TOP general Mark Milley reassured the public on Wednesday that we "don’t take oath to a tyrant or dictator" in a jab at President Donald Trump after a Pentagon leadership purge.

General Mark Milley addressed his audience on Veterans Day at Fort Belvoir in Virginia.

His speech comes as President Trump "terminated" Secretary of Defense Mark Esper through Twitter earlier this week – and replaced him with counter-terrorism chief Christopher Miller.

In addition to the abrupt change, the Trump administration has alsoinstalled three White House loyalists to senior Pentagon policy positions.

Milley, the chairman of the Joint Chiefs of Staff, said on Wednesday: “We are unique among armies. We are unique among militaries.

“We do not take an oath to a king or a queen, a tyrant or a dictator.

"We do not take an oath to an individual. No, we do not take an oath to a country, a tribe or a religion."

He added: "We take an oath to the Constitution, and every soldier that is represented in this museum – every sailor, airman, marine, coastguard – each of us protects and defends that document, regardless of personal price."

It is unknown what has sparked the president to make the recent changes in the White House, but worries loom as some suspect it has something to do with Trump refusing to concede defeat.

The president has refused to admit his loss to Biden – who was announced as the President-elect by major news outlets on November 7 – as he has alleged the election was "fraudulent."

Trump's campaign team has since launched multiple lawsuits in battleground states claiming widespread "voter fraud."

Miller, the Acting Secretary of Defense Miller, has spoken out for the second time since Trump installed him in the Pentagon, according to a CNN reporter.

He reportedly said: “I want to assure the American public, and our allies and partners, that the Department of Defense remains strong and continues its vital work of protecting our homeland, our people, and our interests around the world.”

Miller is a former soldier, who served as Senior Director for Counterterrorism and Transnational Threats at the National Security Council (NSC) until December 2019.

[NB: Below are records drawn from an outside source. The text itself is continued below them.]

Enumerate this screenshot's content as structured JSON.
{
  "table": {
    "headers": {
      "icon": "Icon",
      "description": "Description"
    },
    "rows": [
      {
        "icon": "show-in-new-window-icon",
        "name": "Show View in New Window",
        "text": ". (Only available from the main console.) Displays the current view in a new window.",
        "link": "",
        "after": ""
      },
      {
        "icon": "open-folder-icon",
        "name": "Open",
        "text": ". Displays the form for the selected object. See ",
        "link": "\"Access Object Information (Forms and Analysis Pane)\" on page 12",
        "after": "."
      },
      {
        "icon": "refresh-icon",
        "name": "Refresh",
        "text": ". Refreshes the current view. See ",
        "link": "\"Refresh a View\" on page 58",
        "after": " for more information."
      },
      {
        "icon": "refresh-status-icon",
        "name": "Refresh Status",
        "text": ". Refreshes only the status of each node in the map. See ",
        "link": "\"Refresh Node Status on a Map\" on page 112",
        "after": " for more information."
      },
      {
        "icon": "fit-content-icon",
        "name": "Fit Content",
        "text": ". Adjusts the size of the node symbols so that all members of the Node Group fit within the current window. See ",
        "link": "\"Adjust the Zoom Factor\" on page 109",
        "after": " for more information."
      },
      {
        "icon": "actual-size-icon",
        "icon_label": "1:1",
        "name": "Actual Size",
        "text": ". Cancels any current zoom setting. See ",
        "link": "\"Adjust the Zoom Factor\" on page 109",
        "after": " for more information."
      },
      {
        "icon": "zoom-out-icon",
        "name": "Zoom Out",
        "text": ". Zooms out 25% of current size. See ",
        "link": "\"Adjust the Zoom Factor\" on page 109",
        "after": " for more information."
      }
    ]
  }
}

However, questions have arisen on why Esper was outed, on whether the president plans to enact police changes in his final days in office, and if Trump would attempt to use the military to keep him in office past Inauguration Day.

Back in August, Milley told Congress that if there is a "dispute over some aspect of the elections, by law U.S. courts and the U.S. Congress are required to resolve any disputes, not the U.S. military.”

Following Esper's Monday firing, top Pentagon policy official James Anderson, intelligence official Joseph Kernan, and Jon Stewart, Esper's chief of staff, submitted resignation letters the next day.

Miller's statement read: "I want to thank Dr. Anderson, Admiral Kernan and Jen Stewart for their service to the nation and the Department,.

"Over their careers each has contributed greatly to the national defense and the future of the Department of Defense. We wish them the best in their next endeavors."

Meanwhile, Trump's adviser Peter Navarro said Friday that the White House is “moving forward under assumption of second Trump term."

Navarro spoke to Fox Business outside the White House and said the Trump administration has “what appears in some sense to be an immaculate deception.”

Navarro continued to claim that Trump won the election, “If you look statistically at what happened, clearly the president won this election, he was leading on Election Day.

“And then, after Election Day somehow in these key battleground states, they got just enough votes to catch up to the president,” Navarro added.